The 2n4416 has a screened can which is the lead Matt trims off. Actually, it could go to the screen if you had one but as the rest of the assembly is screened that's really overkill
A couple of things matter in finding an equivalent.
This is a 30v *self-biasing* circuit which avoids calibration of the Vgs (pinch-off) so the FET sits in its saturation region which is where it's supposed to operate. For this FET it's
FETs are weird as they don't have easily defined properties so we need to either bias them manually with a potentiometer OR use a self-bias which many designers say is a cop-out. It's not, it's a choice.
But it's also not an audio FET - that's not to say it's not suitable for audio, just that it was designed for RF right up to 400 Mhz. Words like overkill come to mind.
A 2SK170 is what I've used in a similar circuit which is superior to this design but as is doesn't produce the differential output. For that, you'd need a bipolar stage to split the signal. Not difficult but not ideal
The 2SK170 has a very tight pinch-off of 0.2 to 1.5 v compared to the 2N4416 which is -2.5 to -6 volts. The circuit I designed runs down to 6V and will probably go a lot lower, perhaps 2V which is great if you're stuck with batteries.

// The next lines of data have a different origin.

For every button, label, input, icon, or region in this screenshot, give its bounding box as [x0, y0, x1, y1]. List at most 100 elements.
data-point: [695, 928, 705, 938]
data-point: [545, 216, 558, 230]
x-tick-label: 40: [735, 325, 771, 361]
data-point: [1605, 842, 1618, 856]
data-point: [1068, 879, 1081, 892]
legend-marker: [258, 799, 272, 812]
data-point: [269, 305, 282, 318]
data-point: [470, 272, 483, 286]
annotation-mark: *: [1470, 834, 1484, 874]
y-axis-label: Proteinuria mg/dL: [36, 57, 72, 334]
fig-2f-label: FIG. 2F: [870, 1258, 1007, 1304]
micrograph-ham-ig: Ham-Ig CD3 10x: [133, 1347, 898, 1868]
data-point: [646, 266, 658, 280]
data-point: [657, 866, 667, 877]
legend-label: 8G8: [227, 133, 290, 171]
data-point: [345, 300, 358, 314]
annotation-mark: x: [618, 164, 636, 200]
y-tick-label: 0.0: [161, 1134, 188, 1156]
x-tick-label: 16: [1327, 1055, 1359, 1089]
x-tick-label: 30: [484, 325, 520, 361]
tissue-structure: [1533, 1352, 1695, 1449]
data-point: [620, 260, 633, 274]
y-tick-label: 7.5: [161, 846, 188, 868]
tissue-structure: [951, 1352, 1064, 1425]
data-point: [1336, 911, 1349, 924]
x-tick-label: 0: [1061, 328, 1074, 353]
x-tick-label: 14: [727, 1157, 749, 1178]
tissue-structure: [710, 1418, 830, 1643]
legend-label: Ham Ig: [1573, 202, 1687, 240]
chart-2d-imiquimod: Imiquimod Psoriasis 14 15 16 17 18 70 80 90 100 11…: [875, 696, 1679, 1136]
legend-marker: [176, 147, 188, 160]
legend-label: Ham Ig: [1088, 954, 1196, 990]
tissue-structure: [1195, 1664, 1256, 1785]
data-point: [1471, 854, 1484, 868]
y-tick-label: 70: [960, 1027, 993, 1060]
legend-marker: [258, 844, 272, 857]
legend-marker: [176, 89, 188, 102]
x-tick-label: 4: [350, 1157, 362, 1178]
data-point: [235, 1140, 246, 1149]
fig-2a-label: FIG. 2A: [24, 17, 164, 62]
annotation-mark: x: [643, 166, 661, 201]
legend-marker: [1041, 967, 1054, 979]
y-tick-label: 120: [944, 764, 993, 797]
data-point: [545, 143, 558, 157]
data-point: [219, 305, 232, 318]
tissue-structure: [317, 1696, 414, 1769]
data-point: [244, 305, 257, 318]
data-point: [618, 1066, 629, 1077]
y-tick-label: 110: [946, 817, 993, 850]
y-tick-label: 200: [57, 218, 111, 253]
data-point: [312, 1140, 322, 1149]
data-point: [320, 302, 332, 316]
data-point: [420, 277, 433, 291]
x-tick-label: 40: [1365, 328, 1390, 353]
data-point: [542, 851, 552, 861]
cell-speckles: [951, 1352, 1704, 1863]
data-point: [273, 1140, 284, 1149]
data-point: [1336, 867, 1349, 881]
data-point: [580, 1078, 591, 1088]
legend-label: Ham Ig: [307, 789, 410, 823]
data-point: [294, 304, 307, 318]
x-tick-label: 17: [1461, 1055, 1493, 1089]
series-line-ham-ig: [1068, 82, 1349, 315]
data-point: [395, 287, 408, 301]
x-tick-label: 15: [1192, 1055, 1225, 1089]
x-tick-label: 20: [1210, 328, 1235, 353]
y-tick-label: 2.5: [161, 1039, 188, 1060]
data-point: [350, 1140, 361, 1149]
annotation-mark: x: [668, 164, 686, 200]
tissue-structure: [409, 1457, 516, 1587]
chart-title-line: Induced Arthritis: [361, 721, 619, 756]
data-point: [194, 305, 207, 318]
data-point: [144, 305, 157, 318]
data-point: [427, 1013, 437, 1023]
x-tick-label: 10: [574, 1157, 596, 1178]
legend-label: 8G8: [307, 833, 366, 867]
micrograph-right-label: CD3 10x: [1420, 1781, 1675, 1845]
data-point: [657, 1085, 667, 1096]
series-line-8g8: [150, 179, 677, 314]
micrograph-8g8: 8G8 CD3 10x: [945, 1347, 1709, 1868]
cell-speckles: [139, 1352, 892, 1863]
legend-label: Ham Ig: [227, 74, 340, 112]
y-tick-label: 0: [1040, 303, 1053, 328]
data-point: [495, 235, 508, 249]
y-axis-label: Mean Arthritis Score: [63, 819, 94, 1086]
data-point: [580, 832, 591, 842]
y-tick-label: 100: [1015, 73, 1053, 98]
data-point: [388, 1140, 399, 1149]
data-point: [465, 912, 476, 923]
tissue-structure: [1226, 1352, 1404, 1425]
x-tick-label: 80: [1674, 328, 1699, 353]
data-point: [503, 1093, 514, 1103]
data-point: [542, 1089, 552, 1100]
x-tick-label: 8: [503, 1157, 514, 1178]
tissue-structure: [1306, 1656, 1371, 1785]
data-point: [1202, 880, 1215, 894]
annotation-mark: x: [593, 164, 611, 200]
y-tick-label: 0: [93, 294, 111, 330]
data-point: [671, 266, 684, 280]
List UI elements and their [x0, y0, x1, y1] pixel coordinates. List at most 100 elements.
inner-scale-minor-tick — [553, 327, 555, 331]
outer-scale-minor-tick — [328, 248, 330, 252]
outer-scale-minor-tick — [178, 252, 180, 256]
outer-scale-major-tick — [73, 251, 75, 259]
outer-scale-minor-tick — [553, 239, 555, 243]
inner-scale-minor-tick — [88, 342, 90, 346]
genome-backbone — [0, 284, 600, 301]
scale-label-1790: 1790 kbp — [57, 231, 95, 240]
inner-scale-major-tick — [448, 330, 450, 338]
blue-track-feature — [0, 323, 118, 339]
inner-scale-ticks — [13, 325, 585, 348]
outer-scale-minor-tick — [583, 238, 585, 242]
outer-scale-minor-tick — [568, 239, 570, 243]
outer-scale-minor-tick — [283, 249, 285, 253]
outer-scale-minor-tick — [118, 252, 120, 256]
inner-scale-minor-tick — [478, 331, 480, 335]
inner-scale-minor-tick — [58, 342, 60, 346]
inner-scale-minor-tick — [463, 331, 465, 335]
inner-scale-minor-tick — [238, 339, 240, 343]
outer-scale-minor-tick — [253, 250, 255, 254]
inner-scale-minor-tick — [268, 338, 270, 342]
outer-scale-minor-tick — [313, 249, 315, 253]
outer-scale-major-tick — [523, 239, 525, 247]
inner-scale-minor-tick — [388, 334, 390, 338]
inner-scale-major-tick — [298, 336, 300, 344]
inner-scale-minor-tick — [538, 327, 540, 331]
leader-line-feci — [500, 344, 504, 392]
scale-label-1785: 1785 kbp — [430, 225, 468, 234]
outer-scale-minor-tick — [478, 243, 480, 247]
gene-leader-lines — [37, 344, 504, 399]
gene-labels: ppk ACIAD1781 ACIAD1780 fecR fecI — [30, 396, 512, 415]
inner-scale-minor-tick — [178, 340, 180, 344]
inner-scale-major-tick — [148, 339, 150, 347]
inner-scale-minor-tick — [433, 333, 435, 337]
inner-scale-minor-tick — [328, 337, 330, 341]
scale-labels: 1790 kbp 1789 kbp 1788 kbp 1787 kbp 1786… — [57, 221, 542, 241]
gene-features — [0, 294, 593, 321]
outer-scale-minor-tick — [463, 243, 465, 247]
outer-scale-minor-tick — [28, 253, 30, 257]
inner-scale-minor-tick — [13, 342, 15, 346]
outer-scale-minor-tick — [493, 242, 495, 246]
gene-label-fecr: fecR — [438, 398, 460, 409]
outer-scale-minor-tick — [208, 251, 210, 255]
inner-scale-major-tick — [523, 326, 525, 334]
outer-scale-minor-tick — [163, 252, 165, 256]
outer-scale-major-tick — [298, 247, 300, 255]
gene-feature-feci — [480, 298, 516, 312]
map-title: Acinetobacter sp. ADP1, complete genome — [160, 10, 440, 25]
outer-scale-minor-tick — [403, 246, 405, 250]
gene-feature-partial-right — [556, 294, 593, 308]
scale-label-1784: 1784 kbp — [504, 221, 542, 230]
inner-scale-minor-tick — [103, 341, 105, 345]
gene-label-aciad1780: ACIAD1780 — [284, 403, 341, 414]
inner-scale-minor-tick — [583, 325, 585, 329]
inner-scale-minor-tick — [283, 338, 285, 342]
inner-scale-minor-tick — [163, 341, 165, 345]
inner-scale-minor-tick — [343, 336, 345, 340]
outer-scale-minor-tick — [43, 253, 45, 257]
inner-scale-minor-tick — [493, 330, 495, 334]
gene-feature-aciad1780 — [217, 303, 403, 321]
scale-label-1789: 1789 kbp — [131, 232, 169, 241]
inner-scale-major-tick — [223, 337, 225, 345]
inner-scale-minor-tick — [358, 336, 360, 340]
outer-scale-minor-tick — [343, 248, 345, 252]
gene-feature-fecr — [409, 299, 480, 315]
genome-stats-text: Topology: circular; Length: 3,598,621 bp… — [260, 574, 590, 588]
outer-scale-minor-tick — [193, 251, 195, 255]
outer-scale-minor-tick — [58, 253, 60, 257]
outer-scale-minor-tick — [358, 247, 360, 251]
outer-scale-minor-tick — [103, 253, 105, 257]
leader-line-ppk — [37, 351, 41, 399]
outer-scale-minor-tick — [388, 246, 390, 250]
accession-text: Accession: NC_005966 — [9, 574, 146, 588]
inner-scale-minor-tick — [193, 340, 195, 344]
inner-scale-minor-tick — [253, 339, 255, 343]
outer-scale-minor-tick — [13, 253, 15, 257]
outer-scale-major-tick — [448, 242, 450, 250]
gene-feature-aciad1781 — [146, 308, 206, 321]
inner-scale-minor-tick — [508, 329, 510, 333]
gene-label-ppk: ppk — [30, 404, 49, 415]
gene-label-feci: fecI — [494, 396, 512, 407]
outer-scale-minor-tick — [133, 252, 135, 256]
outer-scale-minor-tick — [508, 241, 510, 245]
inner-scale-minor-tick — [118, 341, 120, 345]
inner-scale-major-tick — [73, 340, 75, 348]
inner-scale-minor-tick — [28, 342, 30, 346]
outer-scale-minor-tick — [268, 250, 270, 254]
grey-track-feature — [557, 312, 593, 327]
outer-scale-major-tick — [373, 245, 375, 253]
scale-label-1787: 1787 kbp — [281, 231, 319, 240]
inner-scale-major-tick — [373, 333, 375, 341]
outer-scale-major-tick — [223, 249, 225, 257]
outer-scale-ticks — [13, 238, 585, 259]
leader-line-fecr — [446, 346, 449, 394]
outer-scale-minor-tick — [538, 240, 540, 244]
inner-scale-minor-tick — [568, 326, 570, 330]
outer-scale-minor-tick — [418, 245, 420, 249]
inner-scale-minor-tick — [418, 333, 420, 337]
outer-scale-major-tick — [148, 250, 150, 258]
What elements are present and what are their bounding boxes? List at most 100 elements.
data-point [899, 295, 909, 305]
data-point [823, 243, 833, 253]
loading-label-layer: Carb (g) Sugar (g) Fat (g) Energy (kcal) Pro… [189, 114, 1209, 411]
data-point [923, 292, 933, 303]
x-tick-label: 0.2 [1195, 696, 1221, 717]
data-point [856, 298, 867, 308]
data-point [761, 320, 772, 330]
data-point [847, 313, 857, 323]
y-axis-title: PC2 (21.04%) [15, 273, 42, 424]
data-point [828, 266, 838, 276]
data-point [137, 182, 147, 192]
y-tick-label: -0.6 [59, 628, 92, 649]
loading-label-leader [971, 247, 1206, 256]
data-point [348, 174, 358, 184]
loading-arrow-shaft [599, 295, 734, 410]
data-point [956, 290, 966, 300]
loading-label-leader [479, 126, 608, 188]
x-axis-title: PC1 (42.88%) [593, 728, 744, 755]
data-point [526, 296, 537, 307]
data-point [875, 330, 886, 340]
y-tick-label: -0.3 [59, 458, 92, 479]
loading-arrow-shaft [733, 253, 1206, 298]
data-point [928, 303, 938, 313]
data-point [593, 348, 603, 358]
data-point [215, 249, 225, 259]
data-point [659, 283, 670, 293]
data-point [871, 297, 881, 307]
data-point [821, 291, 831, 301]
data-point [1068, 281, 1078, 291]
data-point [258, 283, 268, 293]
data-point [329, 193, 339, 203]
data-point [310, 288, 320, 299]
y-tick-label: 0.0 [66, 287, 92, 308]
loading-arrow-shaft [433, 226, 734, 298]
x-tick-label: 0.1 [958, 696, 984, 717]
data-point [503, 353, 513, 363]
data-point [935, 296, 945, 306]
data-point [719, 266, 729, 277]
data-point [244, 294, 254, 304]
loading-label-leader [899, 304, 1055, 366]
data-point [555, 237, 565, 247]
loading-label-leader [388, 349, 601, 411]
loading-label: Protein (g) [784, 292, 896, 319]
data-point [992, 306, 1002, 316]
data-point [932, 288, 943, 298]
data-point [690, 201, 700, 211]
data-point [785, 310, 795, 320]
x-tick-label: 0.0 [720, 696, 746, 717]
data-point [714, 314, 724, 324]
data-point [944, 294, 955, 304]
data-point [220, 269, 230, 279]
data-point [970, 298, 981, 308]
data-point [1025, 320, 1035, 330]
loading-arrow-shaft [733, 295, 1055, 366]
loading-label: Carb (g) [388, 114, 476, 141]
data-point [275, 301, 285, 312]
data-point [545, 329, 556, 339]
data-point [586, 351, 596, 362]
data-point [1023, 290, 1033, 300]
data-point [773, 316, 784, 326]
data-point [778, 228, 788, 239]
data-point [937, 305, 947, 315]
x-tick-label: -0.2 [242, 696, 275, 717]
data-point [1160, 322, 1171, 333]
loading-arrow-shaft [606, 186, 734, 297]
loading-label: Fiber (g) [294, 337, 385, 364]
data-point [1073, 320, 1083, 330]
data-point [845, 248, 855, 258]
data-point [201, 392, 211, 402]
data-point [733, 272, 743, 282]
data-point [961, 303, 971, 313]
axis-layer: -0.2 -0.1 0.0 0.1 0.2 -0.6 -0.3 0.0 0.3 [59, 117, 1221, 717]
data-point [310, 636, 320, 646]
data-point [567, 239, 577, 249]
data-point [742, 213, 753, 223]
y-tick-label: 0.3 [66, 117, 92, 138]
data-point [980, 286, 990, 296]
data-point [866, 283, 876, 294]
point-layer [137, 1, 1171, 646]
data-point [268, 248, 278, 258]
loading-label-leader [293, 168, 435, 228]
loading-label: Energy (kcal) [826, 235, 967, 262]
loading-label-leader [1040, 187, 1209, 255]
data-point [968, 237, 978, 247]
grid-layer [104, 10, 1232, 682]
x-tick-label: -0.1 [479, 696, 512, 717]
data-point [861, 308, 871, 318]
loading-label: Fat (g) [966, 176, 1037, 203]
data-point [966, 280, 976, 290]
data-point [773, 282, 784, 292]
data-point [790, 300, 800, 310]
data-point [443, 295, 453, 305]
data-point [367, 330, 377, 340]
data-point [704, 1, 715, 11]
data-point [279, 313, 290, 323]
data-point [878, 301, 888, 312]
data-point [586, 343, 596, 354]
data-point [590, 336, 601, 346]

My usual jellybean solution is the 2N3819 which is pretty easy to source but it won't handle the 30-volt supply so that's out of the running as is the J109 for the same reasons.
Given the design requirements, I would guess the 2SK170 (and its equivalents) should be OK as the self-bias will look after the biasing and it can work at those voltages/currents. The 2SK545 is a closer match and can handle the higher voltage but I don't know what supplies are like down under. The 2N4856 looks like it might work too but I have to stress, I have NOT tried any of these.
It depends on how much help you need with this circuit - you'll see the design I cribbed from Doug Ford (formerly of Rode Australia) under the official topic for this mic and the conversations over the necessity for such complications over a few CM of wire. The complete "Schopes" circuit does provide the balanced output for something like a THAT1512 (also serious overkill, sorry Matt) but it needs a lot more components to do it. I haven't provided that schematic but there are loads of examples on the web.
Hopefully, Matt and I will be able to improve this over the coming months for V2 which uses more easily replaceable or sourceable parts. Matt's already found a cracking, modern JFET but as far as I know, it's only available in SOT23 which is surface mount.
The nasty little NEEWER I'm using for a donor mic uses a 2SK596 but again, it can't tolerate the 30V. But the point of the K596 and the K170 is that they are designed specifically for magnetic cartridge heads and (drum roll) microphone impedance matching.
If you care to jump back in here, I'd be happy to help design an improved version of this which should be more cost-effective and still provide excellent low-noise performance. I think we can do away with the THAT1521 altogether and use a lower-cost (ultra-low voltage) op-amp to drive the ADC that runs from just 5V. Or we can use a jellybean bipolar emitter follower to do the same job. It may still need a voltage gain stage, however.
Take everything I say with a pinch of salt, I might be wrong and it's a very *expensive* way to learn!